Vielleicht würde er ihn auch überhaupt nicht lesen. Und selbst wenn er ihn las, würde ihn der Inhalt wahrscheinlich nicht interessieren.
Mit einem Seufzen fragte sich Miranda zum zweiten Mal in zwei Tagen, wo sich der Herzog von Marshington aufhielt. Wenn er ihren Brief bekam, erwartete ihn eine verwirrende Überraschung. Guter Gott, bitte lass ihn weit, weit weg sein, wo ihn der Brief niemals erreichen wird!

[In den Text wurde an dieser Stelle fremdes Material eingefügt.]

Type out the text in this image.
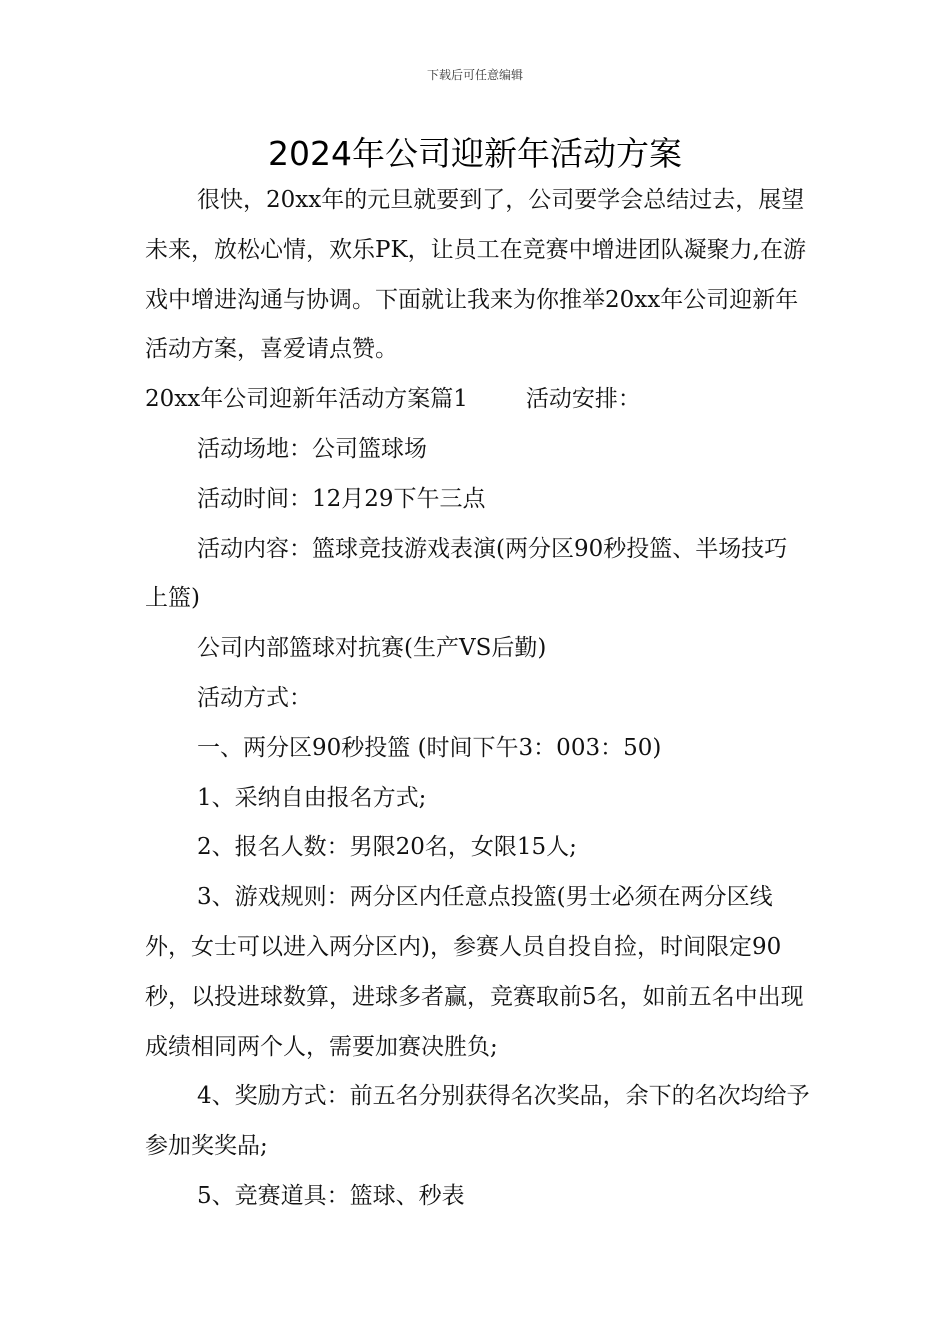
下载后可任意编辑
2024年公司迎新年活动方案

很快，20xx年的元旦就要到了，公司要学会总结过去，展望未来，放松心情，欢乐PK，让员工在竞赛中增进团队凝聚力,在游戏中增进沟通与协调。下面就让我来为你推举20xx年公司迎新年活动方案，喜爱请点赞。

20xx年公司迎新年活动方案篇1	活动安排：

活动场地：公司篮球场

活动时间：12月29下午三点

活动内容：篮球竞技游戏表演(两分区90秒投篮、半场技巧上篮)

公司内部篮球对抗赛(生产VS后勤)

活动方式：

一、两分区90秒投篮 (时间下午3：003：50)

1、采纳自由报名方式;

2、报名人数：男限20名，女限15人;

3、游戏规则：两分区内任意点投篮(男士必须在两分区线外，女士可以进入两分区内)，参赛人员自投自捡，时间限定90秒，以投进球数算，进球多者赢，竞赛取前5名，如前五名中出现成绩相同两个人，需要加赛决胜负;

4、奖励方式：前五名分别获得名次奖品，余下的名次均给予参加奖奖品;

5、竞赛道具：篮球、秒表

Ryland Montgomery, der Herzog von Marshington, war viel, viel näher, als Miranda sich vorstellen konnte. Er versuchte, seine wahre Identität zu verbergen und mit Leib und Seele Marlow, der Kammerdiener, zu sein, aber das fiel ihm zunehmend schwerer. Der Brief, den er gefunden hatte, und die Fragen, die ihn seitdem nicht losließen, machten ihm das unmöglich.
„War das Miranda?“, fragte Griffith. Er hob das Kinn, damit Ryland seine Krawatte kunstvoll binden konnte.
„Ja, Durchlaucht.“
Griffith seufzte. „Musst du denn auch dann so sprechen, wenn wir allein sind?“
Ryland klopfte eine hellbraune Jacke aus und hielt sie Griffith hin, damit er die Arme hineinstecken konnte. „Entschuldigung, Sir, aber die sicherste Tarnung ist immer eine lückenlose Tarnung.“
„Marsh“, sagte Griffith und benutzte den Spitznamen seines Freundes aus Kindertagen.
„Marlow, Sir.“ Ryland neigte leicht den Kopf, bevor er sich umdrehte und die schmutzige Reitkleidung aufhob. Wenn sein Freund nicht anfing, Ryland wie einen Kammerdiener zu behandeln, würde noch jemand Verdacht schöpfen. Ein Kammerdiener und sein Herr konnten zwar ein vertrautes Verhältnis haben, aber niemand würde glauben, dass sich dieses Vertrauen in nur zwei Tagen entwickelte.
Griffith seufzte. „Marlow. Ich weiß, dass ich in diese ganze Farce eingewilligt habe, weil du mir gesagt hast, dass es um die Sicherheit unseres Landes geht. Aber wir haben nicht besprochen, was ich genau machen soll.“
In der Hoffnung, dass sein alter Freund dieses Thema fallen lassen würde, wenn er ihm nicht antwortete, räumte Ryland weiter das Ankleidezimmer auf. Die große Gestalt eines gereizten Herzogs, der mitten im Zimmer stand, machte ihm das jedoch nicht leicht.
Ryland schaute Griffith einige Sekunden durchdringend an. Der Mann, der hier vor ihm stand, war einer der wenigen Menschen auf der Welt, die Ryland wirklich viel bedeuteten. Griffith hatte keine Ahnung, wie wichtig ihm ihre Freundschaft in jenen unerträglichen Schuljahren gewesen war.